You are correct that the error is due to the range of the data type. In sine(), you are calculating the factorial of 15, which is a huge number and does not fit in 32 bits (which is presumably what long int is implemented as on your system). To fix this, you could either:
Redefine factorial to return a double.
Rework your code to combine power and factorial into one loop, which alternately multiplies by x, and divides by i. This will be messier-looking but will avoid the possibility of overflowing a double (granted, I don't think that's a problem for your use case).
15! is indeed beyond range that a 32bit integer can hold. I'd use doubles throughout if I were you.

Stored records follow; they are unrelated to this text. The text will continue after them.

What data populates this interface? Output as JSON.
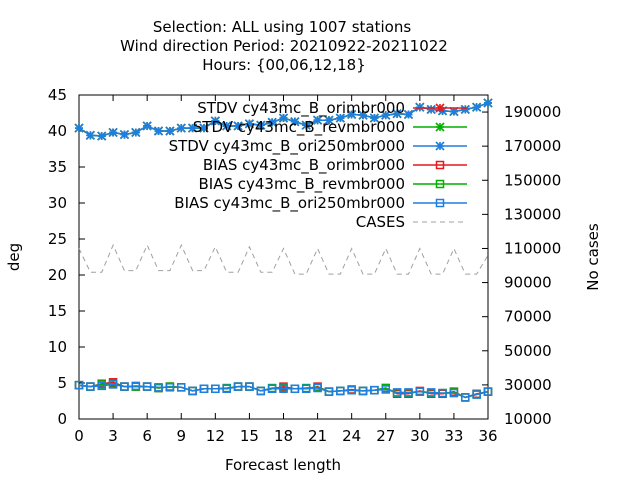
{
  "chart_data": {
    "type": "line",
    "title_lines": [
      "Selection: ALL using  1007 stations",
      "Wind direction   Period: 20210922-20211022",
      "Hours: {00,06,12,18}"
    ],
    "xlabel": "Forecast length",
    "ylabel": "deg",
    "y2label": "No cases",
    "xlim": [
      0,
      36
    ],
    "ylim": [
      0,
      45
    ],
    "y2lim": [
      10000,
      200000
    ],
    "xticks": [
      0,
      3,
      6,
      9,
      12,
      15,
      18,
      21,
      24,
      27,
      30,
      33,
      36
    ],
    "yticks": [
      0,
      5,
      10,
      15,
      20,
      25,
      30,
      35,
      40,
      45
    ],
    "y2ticks": [
      10000,
      30000,
      50000,
      70000,
      90000,
      110000,
      130000,
      150000,
      170000,
      190000
    ],
    "grid": false,
    "legend_position": "top-right",
    "x": [
      0,
      1,
      2,
      3,
      4,
      5,
      6,
      7,
      8,
      9,
      10,
      11,
      12,
      13,
      14,
      15,
      16,
      17,
      18,
      19,
      20,
      21,
      22,
      23,
      24,
      25,
      26,
      27,
      28,
      29,
      30,
      31,
      32,
      33,
      34,
      35,
      36
    ],
    "series": [
      {
        "name": "STDV cy43mc_B_orimbr000",
        "axis": "y1",
        "color": "#e41a1c",
        "marker": "star",
        "dash": "solid",
        "values": [
          40.4,
          39.4,
          39.3,
          39.8,
          39.5,
          39.8,
          40.7,
          40.0,
          40.0,
          40.4,
          40.4,
          40.4,
          41.4,
          40.7,
          40.7,
          41.0,
          40.8,
          41.2,
          41.8,
          41.3,
          40.8,
          41.5,
          41.5,
          41.8,
          42.3,
          42.2,
          41.8,
          42.2,
          42.4,
          42.3,
          43.3,
          43.0,
          42.8,
          42.7,
          43.0,
          43.3,
          43.9
        ]
      },
      {
        "name": "STDV cy43mc_B_revmbr000",
        "axis": "y1",
        "color": "#00b000",
        "marker": "star",
        "dash": "solid",
        "values": [
          40.4,
          39.4,
          39.3,
          39.8,
          39.5,
          39.8,
          40.7,
          40.0,
          40.0,
          40.4,
          40.4,
          40.4,
          41.4,
          40.7,
          40.7,
          41.0,
          40.8,
          41.2,
          41.8,
          41.3,
          40.8,
          41.5,
          41.5,
          41.8,
          42.3,
          42.2,
          41.8,
          42.2,
          42.4,
          42.3,
          43.3,
          43.0,
          42.8,
          42.7,
          43.0,
          43.3,
          43.9
        ]
      },
      {
        "name": "STDV cy43mc_B_ori250mbr000",
        "axis": "y1",
        "color": "#1f7fe0",
        "marker": "star",
        "dash": "solid",
        "values": [
          40.4,
          39.4,
          39.3,
          39.8,
          39.5,
          39.8,
          40.7,
          40.0,
          40.0,
          40.4,
          40.4,
          40.4,
          41.4,
          40.7,
          40.7,
          41.0,
          40.8,
          41.2,
          41.8,
          41.3,
          40.8,
          41.5,
          41.5,
          41.8,
          42.3,
          42.2,
          41.8,
          42.2,
          42.4,
          42.3,
          43.3,
          43.0,
          42.8,
          42.7,
          43.0,
          43.3,
          43.9
        ]
      },
      {
        "name": "BIAS cy43mc_B_orimbr000",
        "axis": "y1",
        "color": "#e41a1c",
        "marker": "square",
        "dash": "solid",
        "values": [
          4.7,
          4.5,
          4.9,
          5.1,
          4.5,
          4.5,
          4.5,
          4.3,
          4.5,
          4.4,
          3.9,
          4.2,
          4.2,
          4.2,
          4.5,
          4.5,
          3.9,
          4.2,
          4.5,
          4.2,
          4.2,
          4.5,
          3.8,
          3.9,
          4.1,
          3.9,
          4.0,
          4.3,
          3.5,
          3.5,
          3.9,
          3.5,
          3.5,
          3.8,
          3.0,
          3.5,
          3.8
        ]
      },
      {
        "name": "BIAS cy43mc_B_revmbr000",
        "axis": "y1",
        "color": "#00b000",
        "marker": "square",
        "dash": "solid",
        "values": [
          4.7,
          4.5,
          4.8,
          4.9,
          4.5,
          4.5,
          4.5,
          4.3,
          4.5,
          4.4,
          3.9,
          4.2,
          4.2,
          4.3,
          4.5,
          4.5,
          3.9,
          4.3,
          4.3,
          4.2,
          4.3,
          4.4,
          3.8,
          3.9,
          4.0,
          3.9,
          4.0,
          4.3,
          3.6,
          3.6,
          3.8,
          3.6,
          3.6,
          3.7,
          3.0,
          3.4,
          3.8
        ]
      },
      {
        "name": "BIAS cy43mc_B_ori250mbr000",
        "axis": "y1",
        "color": "#1f7fe0",
        "marker": "square",
        "dash": "solid",
        "values": [
          4.7,
          4.5,
          4.6,
          4.8,
          4.5,
          4.6,
          4.5,
          4.4,
          4.4,
          4.4,
          3.9,
          4.2,
          4.2,
          4.2,
          4.5,
          4.5,
          3.9,
          4.2,
          4.2,
          4.2,
          4.2,
          4.3,
          3.8,
          3.9,
          4.0,
          3.9,
          4.0,
          4.1,
          3.7,
          3.7,
          3.8,
          3.7,
          3.6,
          3.6,
          3.0,
          3.4,
          3.8
        ]
      },
      {
        "name": "CASES",
        "axis": "y2",
        "color": "#a0a0a0",
        "marker": "none",
        "dash": "dashed",
        "values": [
          110000,
          96000,
          96000,
          112000,
          97000,
          97000,
          112000,
          97000,
          97000,
          112000,
          97000,
          97000,
          111000,
          96000,
          96000,
          111000,
          96000,
          96000,
          110000,
          95000,
          95000,
          110000,
          95000,
          95000,
          110000,
          95000,
          95000,
          110000,
          95000,
          95000,
          110000,
          95000,
          95000,
          110000,
          95000,
          95000,
          106000
        ]
      }
    ]
  }
}
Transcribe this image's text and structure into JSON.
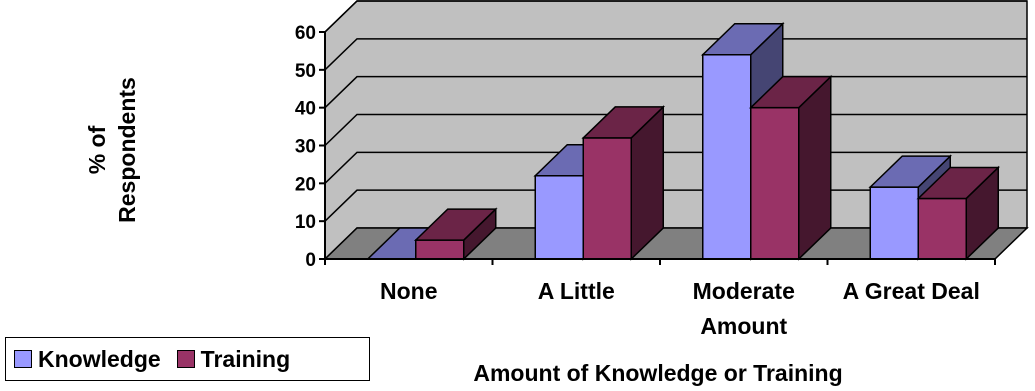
{
  "chart_data": {
    "type": "bar",
    "categories": [
      "None",
      "A Little",
      "Moderate Amount",
      "A Great Deal"
    ],
    "series": [
      {
        "name": "Knowledge",
        "values": [
          0,
          22,
          54,
          19
        ],
        "color": "#9999FF"
      },
      {
        "name": "Training",
        "values": [
          5,
          32,
          40,
          16
        ],
        "color": "#993366"
      }
    ],
    "xlabel": "Amount of Knowledge or Training",
    "ylabel_lines": [
      "% of",
      "Respondents"
    ],
    "ylim": [
      0,
      60
    ],
    "yticks": [
      "0",
      "10",
      "20",
      "30",
      "40",
      "50",
      "60"
    ],
    "grid": true,
    "legend_placement": "bottom-left",
    "colors": {
      "wall": "#C0C0C0",
      "floor": "#808080",
      "gridline": "#000000"
    }
  }
}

The taylor series for sin(x) converges more slowly for large values of x. For x outside -π,π. I'd add/subtract multiples of 2*π to get as small an x as possible.
You need range reduction. Note that a Taylor series is best near zero and that in the negative range it is the (negative) mirror image of it's positive range. So, in short: reduce the range (by the modula of 2 PI) to wrap it it the range where you have the highest accuracy. The range beyond 1/2 PI is getting less accurate, so you also want to use the formula: sin(1/2 PI + x) = sin(1/2 PI - x). For negative vales use the formula: sin(-x) = -sin(x). Now you only need to evaluate the interval 0 - 1/2 PI while spanning the whole range. Of course for VERY large values accuracy of the modula of 2 PI will suffer.
You may be having a problem with 15!.
I would print out the values for p, px, fac, and the value for the term for each iteration, and check them out.
You're only including 8 terms in an infinite series. If you think about it for a second in terms of a polynomial, you should see that you don't have a good enough fit for the entire curve.
The fact is that you only need to write the function for 0 <= x <=\pi; all other values will follow using these relationships:
sin(-x) = -sin(x)
and
sin(x+\pi;) = -sin(x)
and
sin(x+2n\pi) = sin(x)
I'd recommend that you normalize your input angle using these to make your function work for all angles as written.
There's a lot of inefficiency built into your code (e.g. you keep recalculating factorials that would easily fit in a table lookup; you use power() to oscillate between -1 and +1). But first make it work correctly, then make it faster.